Apache Hadoop is de facto standard for Big Data storage and batch processing, while Tweeter Storm is quickly becoming a standard for large-scale event processing implementations. Unfortunately, up until recently, Storm and Hadoop required two physically different clusters for their implementation. Last week Yahoo! announced open sourcing Storm running on a Hadoop cluster.
According to Yahoo!, collocating real-time processing (Storm) with batch processing offers a number of advantages over segregated clusters:
- It provides a huge potential for elasticity. Real-time processing will rarely produce a constant and predictable load. As such, Storm needs more resources to keep up with spikes in demand. Collocating Storm with batch processing allows Storm to steal resources from batch jobs when needed and give them back when demand subsides. The Storm-YARN effort lays the groundwork to make this possible.
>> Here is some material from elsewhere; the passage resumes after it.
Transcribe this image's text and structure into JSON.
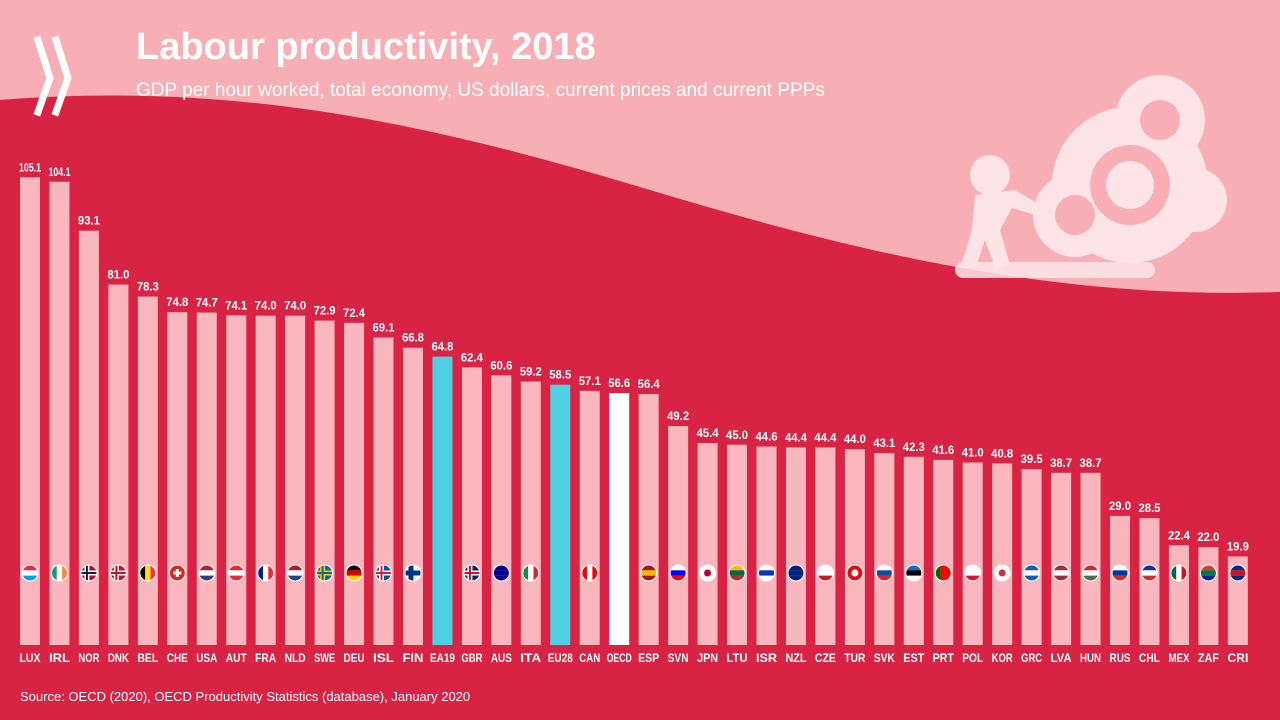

- Many applications use Storm for low-latency processing and Map/Reduce for batch processing while sharing data between Storm and Map/Reduce. By placing Storm physically closer to the data source and/or other components in the same pipeline we can reduce network transfers and in turn the total cost of acquiring the data.
The Storm-Hadoop integration is leveraging Hadoop’s new resource manager YARN
Storm-on-YARN enables Storm applications to utilize the computational resources [of] tens of thousands of Hadoop computation nodes. YARN is used to launch the Storm application master (Nimbus) on demand, and enables Nimbus to request resources for Storm application slaves (Supervisors).
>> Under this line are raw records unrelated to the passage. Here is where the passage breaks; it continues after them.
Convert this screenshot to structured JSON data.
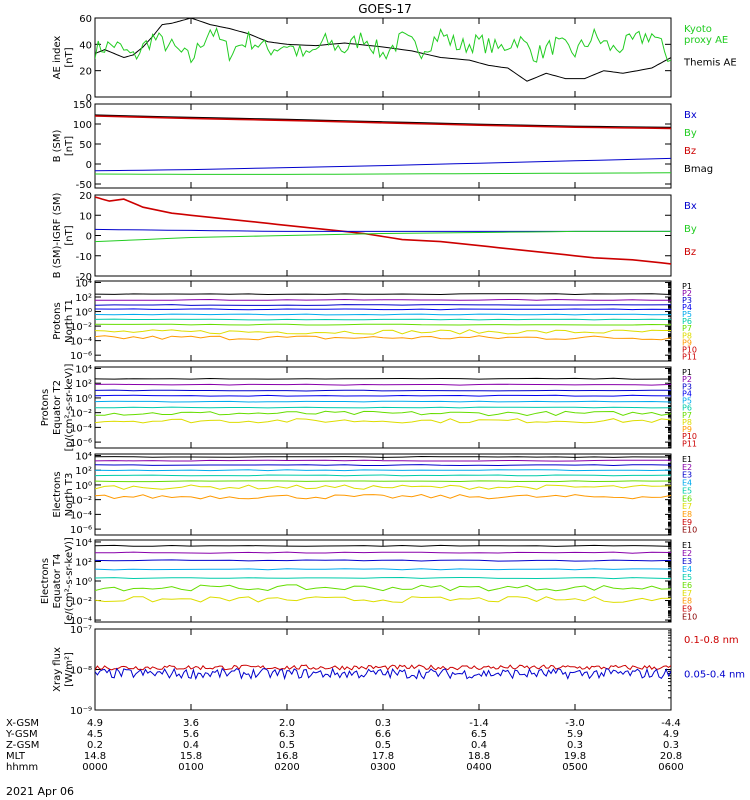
{
  "title": "GOES-17",
  "date": "2021 Apr 06",
  "colors": {
    "black": "#000000",
    "red": "#cc0000",
    "green": "#22cc22",
    "blue": "#0000cc",
    "darkred": "#880000",
    "purple": "#8800aa",
    "navy": "#0000aa",
    "cyan": "#00aaee",
    "teal": "#00ccaa",
    "lime": "#66dd00",
    "yellow": "#dddd00",
    "orange": "#ff9900"
  },
  "chart_data": [
    {
      "type": "line",
      "panel": "ae",
      "ylabel": [
        "AE index",
        "[nT]"
      ],
      "ylim": [
        0,
        60
      ],
      "yticks": [
        "0",
        "20",
        "40",
        "60"
      ],
      "legend": [
        {
          "lines": [
            "Kyoto",
            "proxy AE"
          ],
          "color": "#22cc22"
        },
        {
          "lines": [
            "Themis AE"
          ],
          "color": "#000000"
        }
      ],
      "series": [
        {
          "name": "Themis AE",
          "color": "#000000",
          "x": [
            0,
            0.1,
            0.3,
            0.4,
            0.5,
            0.6,
            0.7,
            0.8,
            0.9,
            1.0,
            1.2,
            1.4,
            1.6,
            1.8,
            2.0,
            2.3,
            2.6,
            3.0,
            3.3,
            3.6,
            3.9,
            4.1,
            4.3,
            4.5,
            4.7,
            4.9,
            5.1,
            5.3,
            5.5,
            5.8,
            6.0
          ],
          "y": [
            33,
            36,
            30,
            32,
            38,
            46,
            55,
            56,
            58,
            60,
            55,
            52,
            48,
            42,
            40,
            39,
            41,
            38,
            35,
            30,
            28,
            24,
            22,
            12,
            18,
            14,
            14,
            20,
            18,
            22,
            30
          ]
        },
        {
          "name": "Kyoto proxy AE",
          "color": "#22cc22",
          "x": [
            0,
            0.2,
            0.4,
            0.6,
            0.8,
            1.0,
            1.2,
            1.4,
            1.6,
            1.8,
            2.0,
            2.2,
            2.4,
            2.6,
            2.8,
            3.0,
            3.2,
            3.4,
            3.6,
            3.8,
            4.0,
            4.2,
            4.4,
            4.6,
            4.8,
            5.0,
            5.2,
            5.4,
            5.6,
            5.8,
            6.0
          ],
          "y": [
            36,
            40,
            30,
            45,
            38,
            28,
            52,
            34,
            44,
            36,
            40,
            30,
            42,
            36,
            46,
            32,
            44,
            36,
            48,
            38,
            42,
            36,
            44,
            32,
            40,
            34,
            46,
            36,
            42,
            48,
            28
          ]
        }
      ]
    },
    {
      "type": "line",
      "panel": "bsm",
      "ylabel": [
        "B (SM)",
        "[nT]"
      ],
      "ylim": [
        -60,
        150
      ],
      "yticks": [
        "-50",
        "0",
        "50",
        "100",
        "150"
      ],
      "legend": [
        {
          "lines": [
            "Bx"
          ],
          "color": "#0000cc"
        },
        {
          "lines": [
            "By"
          ],
          "color": "#22cc22"
        },
        {
          "lines": [
            "Bz"
          ],
          "color": "#cc0000"
        },
        {
          "lines": [
            "Bmag"
          ],
          "color": "#000000"
        }
      ],
      "series": [
        {
          "name": "Bmag",
          "color": "#000000",
          "x": [
            0,
            1,
            2,
            3,
            4,
            5,
            6
          ],
          "y": [
            122,
            116,
            111,
            105,
            99,
            94,
            91
          ]
        },
        {
          "name": "Bz",
          "color": "#cc0000",
          "x": [
            0,
            1,
            2,
            3,
            4,
            5,
            6
          ],
          "y": [
            120,
            114,
            109,
            103,
            97,
            92,
            89
          ]
        },
        {
          "name": "Bx",
          "color": "#0000cc",
          "x": [
            0,
            1,
            2,
            3,
            4,
            5,
            6
          ],
          "y": [
            -17,
            -14,
            -9,
            -4,
            2,
            8,
            14
          ]
        },
        {
          "name": "By",
          "color": "#22cc22",
          "x": [
            0,
            1,
            2,
            3,
            4,
            5,
            6
          ],
          "y": [
            -25,
            -26,
            -26,
            -25,
            -24,
            -23,
            -22
          ]
        }
      ]
    },
    {
      "type": "line",
      "panel": "bigrf",
      "ylabel": [
        "B (SM)-IGRF (SM)",
        "[nT]"
      ],
      "ylim": [
        -20,
        20
      ],
      "yticks": [
        "-20",
        "-10",
        "0",
        "10",
        "20"
      ],
      "legend": [
        {
          "lines": [
            "Bx"
          ],
          "color": "#0000cc"
        },
        {
          "lines": [
            "By"
          ],
          "color": "#22cc22"
        },
        {
          "lines": [
            "Bz"
          ],
          "color": "#cc0000"
        }
      ],
      "series": [
        {
          "name": "Bz",
          "color": "#cc0000",
          "x": [
            0,
            0.15,
            0.3,
            0.5,
            0.8,
            1.2,
            1.6,
            2.0,
            2.4,
            2.8,
            3.2,
            3.6,
            4.0,
            4.4,
            4.8,
            5.2,
            5.6,
            6.0
          ],
          "y": [
            19,
            17,
            18,
            14,
            11,
            9,
            7,
            5,
            3,
            1,
            -2,
            -3,
            -5,
            -7,
            -9,
            -11,
            -12,
            -14
          ]
        },
        {
          "name": "Bx",
          "color": "#0000cc",
          "x": [
            0,
            1,
            2,
            3,
            4,
            5,
            6
          ],
          "y": [
            3,
            2.5,
            2,
            2,
            2,
            2,
            2
          ]
        },
        {
          "name": "By",
          "color": "#22cc22",
          "x": [
            0,
            1,
            2,
            3,
            4,
            5,
            6
          ],
          "y": [
            -3,
            -1,
            0,
            1,
            1.5,
            2,
            2
          ]
        }
      ]
    },
    {
      "type": "line",
      "panel": "pn",
      "log": true,
      "ylabel": [
        "Protons",
        "North T1"
      ],
      "ylim_log10": [
        -6.8,
        4.2
      ],
      "yticks": [
        {
          "e": 4,
          "label": "10⁴"
        },
        {
          "e": 2,
          "label": "10²"
        },
        {
          "e": 0,
          "label": "10⁰"
        },
        {
          "e": -2,
          "label": "10⁻²"
        },
        {
          "e": -4,
          "label": "10⁻⁴"
        },
        {
          "e": -6,
          "label": "10⁻⁶"
        }
      ],
      "legend": [
        "P1",
        "P2",
        "P3",
        "P4",
        "P5",
        "P6",
        "P7",
        "P8",
        "P9",
        "P10",
        "P11"
      ],
      "legend_colors": [
        "#000000",
        "#8800aa",
        "#0000cc",
        "#0000ee",
        "#00aaee",
        "#00ccaa",
        "#66dd00",
        "#dddd00",
        "#ff9900",
        "#cc0000",
        "#cc0000"
      ],
      "series_levels_log10": [
        2.4,
        1.6,
        0.9,
        0.3,
        -0.4,
        -1.1,
        -1.8,
        -2.8,
        -3.6
      ]
    },
    {
      "type": "line",
      "panel": "pe",
      "log": true,
      "ylabel": [
        "Protons",
        "Equator T2",
        "[p/(cm²-s-sr-keV)]"
      ],
      "ylim_log10": [
        -6.8,
        4.2
      ],
      "yticks": [
        {
          "e": 4,
          "label": "10⁴"
        },
        {
          "e": 2,
          "label": "10²"
        },
        {
          "e": 0,
          "label": "10⁰"
        },
        {
          "e": -2,
          "label": "10⁻²"
        },
        {
          "e": -4,
          "label": "10⁻⁴"
        },
        {
          "e": -6,
          "label": "10⁻⁶"
        }
      ],
      "legend": [
        "P1",
        "P2",
        "P3",
        "P4",
        "P5",
        "P6",
        "P7",
        "P8",
        "P9",
        "P10",
        "P11"
      ],
      "legend_colors": [
        "#000000",
        "#8800aa",
        "#0000cc",
        "#0000ee",
        "#00aaee",
        "#00ccaa",
        "#66dd00",
        "#dddd00",
        "#ff9900",
        "#cc0000",
        "#cc0000"
      ],
      "series_levels_log10": [
        2.6,
        1.8,
        1.0,
        0.3,
        -0.5,
        -1.3,
        -2.1,
        -3.1
      ]
    },
    {
      "type": "line",
      "panel": "en",
      "log": true,
      "ylabel": [
        "Electrons",
        "North T3"
      ],
      "ylim_log10": [
        -6.8,
        4.2
      ],
      "yticks": [
        {
          "e": 4,
          "label": "10⁴"
        },
        {
          "e": 2,
          "label": "10²"
        },
        {
          "e": 0,
          "label": "10⁰"
        },
        {
          "e": -2,
          "label": "10⁻²"
        },
        {
          "e": -4,
          "label": "10⁻⁴"
        },
        {
          "e": -6,
          "label": "10⁻⁶"
        }
      ],
      "legend": [
        "E1",
        "E2",
        "E3",
        "E4",
        "E5",
        "E6",
        "E7",
        "E8",
        "E9",
        "E10"
      ],
      "legend_colors": [
        "#000000",
        "#8800aa",
        "#0000cc",
        "#00aaee",
        "#00ccaa",
        "#66dd00",
        "#dddd00",
        "#ff9900",
        "#cc0000",
        "#880000"
      ],
      "series_levels_log10": [
        3.8,
        3.3,
        2.7,
        2.0,
        1.3,
        0.5,
        -0.3,
        -1.6
      ]
    },
    {
      "type": "line",
      "panel": "ee",
      "log": true,
      "ylabel": [
        "Electrons",
        "Equator T4",
        "[e/(cm²-s-sr-keV)]"
      ],
      "ylim_log10": [
        -4.2,
        4.2
      ],
      "yticks": [
        {
          "e": 4,
          "label": "10⁴"
        },
        {
          "e": 2,
          "label": "10²"
        },
        {
          "e": 0,
          "label": "10⁰"
        },
        {
          "e": -2,
          "label": "10⁻²"
        },
        {
          "e": -4,
          "label": "10⁻⁴"
        }
      ],
      "legend": [
        "E1",
        "E2",
        "E3",
        "E4",
        "E5",
        "E6",
        "E7",
        "E8",
        "E9",
        "E10"
      ],
      "legend_colors": [
        "#000000",
        "#8800aa",
        "#0000cc",
        "#00aaee",
        "#00ccaa",
        "#66dd00",
        "#dddd00",
        "#ff9900",
        "#cc0000",
        "#880000"
      ],
      "series_levels_log10": [
        3.6,
        2.9,
        2.1,
        1.2,
        0.3,
        -0.7,
        -1.9
      ]
    },
    {
      "type": "line",
      "panel": "xray",
      "log": true,
      "ylabel": [
        "Xray flux",
        "[W/m²]"
      ],
      "ylim_log10": [
        -9,
        -7
      ],
      "yticks": [
        {
          "e": -7,
          "label": "10⁻⁷"
        },
        {
          "e": -8,
          "label": "10⁻⁸"
        },
        {
          "e": -9,
          "label": "10⁻⁹"
        }
      ],
      "legend": [
        {
          "lines": [
            "0.1-0.8 nm"
          ],
          "color": "#cc0000"
        },
        {
          "lines": [
            "0.05-0.4 nm"
          ],
          "color": "#0000cc"
        }
      ],
      "series": [
        {
          "name": "0.1-0.8 nm",
          "color": "#cc0000",
          "level_log10": -7.95
        },
        {
          "name": "0.05-0.4 nm",
          "color": "#0000cc",
          "level_log10": -8.1
        }
      ]
    }
  ],
  "footer": {
    "rows": [
      {
        "label": "X-GSM",
        "values": [
          "4.9",
          "3.6",
          "2.0",
          "0.3",
          "-1.4",
          "-3.0",
          "-4.4"
        ]
      },
      {
        "label": "Y-GSM",
        "values": [
          "4.5",
          "5.6",
          "6.3",
          "6.6",
          "6.5",
          "5.9",
          "4.9"
        ]
      },
      {
        "label": "Z-GSM",
        "values": [
          "0.2",
          "0.4",
          "0.5",
          "0.5",
          "0.4",
          "0.3",
          "0.3"
        ]
      },
      {
        "label": "MLT",
        "values": [
          "14.8",
          "15.8",
          "16.8",
          "17.8",
          "18.8",
          "19.8",
          "20.8"
        ]
      },
      {
        "label": "hhmm",
        "values": [
          "0000",
          "0100",
          "0200",
          "0300",
          "0400",
          "0500",
          "0600"
        ]
      }
    ]
  }
}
Storm-YARN integration provides a standard Storm configuration file including YARN specific parameters, enabling the configuration of the initial number of supervisors to be launched and the memory size of the container to be allocated for each supervisor.
In addition, Yahoo! has enhanced Storm to support Hadoop style security mechanisms, which enables Storm applications to directly access Hadoop data stored on both HDFS and HBase.
According to Loraine Lawson:
One of the more promising applications of Hadoop and other Big Data solutions is the ability to deliver information in real time. It’s not mentioned often, which is unfortunate, because it’s really a game-changer for some organizations, with far-reaching implications for the rest of us.
The integration of real-time event processing implemented by Storm plus Hadoop along with real-time Hadoop queries brings us one step closer to that vision.